His bar mitzvah was held at a storefront synagogue on West 234th Street, and his youth was filled with visits to the Yiddish theaters around New York City. Known at DeWitt Clinton High School by the nickname Chy, he preferred to add an affected middle initial when giving his full name, Sidney Q. Chayefsky, as on the masthead of the student literary publication,
The Magpie
, which he edited his senior year. Though he stood only five foot six, his barrel-chested build suggested the raw material of a potential athlete.
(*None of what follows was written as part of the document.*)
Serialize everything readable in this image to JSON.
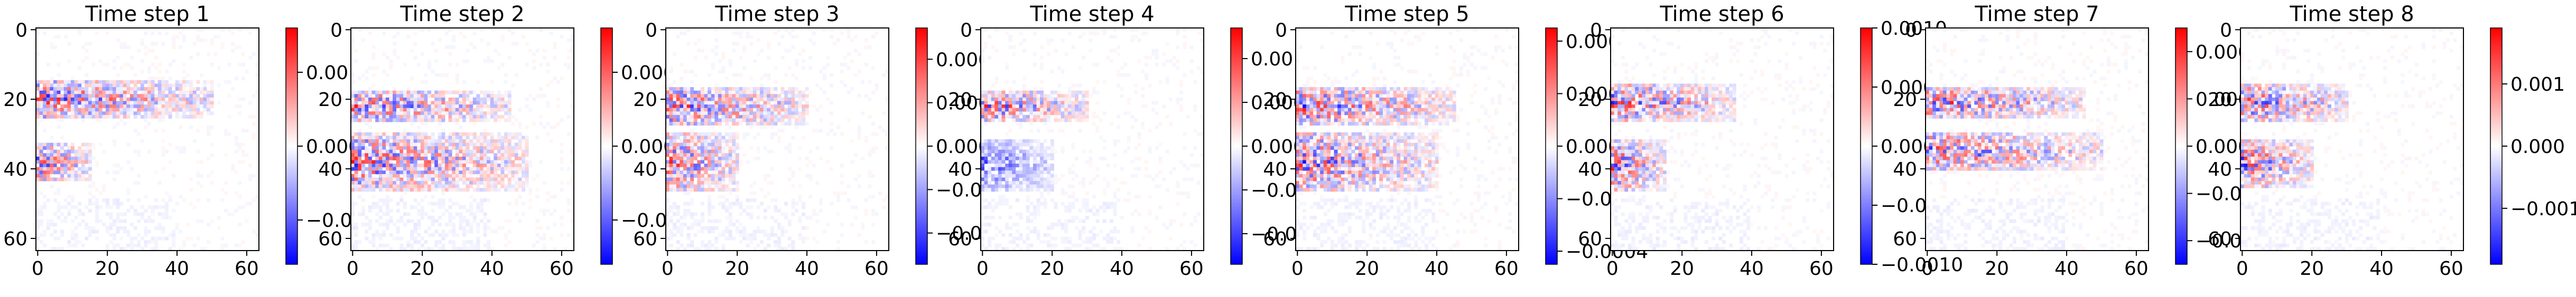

But aside from a short stint at age seventeen as an offensive lineman on a semiprofessional football team, his ambitions, he knew, were on a more cerebral playing field, even if he could not quite say why. Asked years later where his writing talents came from, Chayefsky could only shrug. “You got me,” he said. “In an ordinary Jewish middle-class home there’s a great prestige to being a writer. My parents weren’t writers but they were great readers. I read everything I could put my hands on.”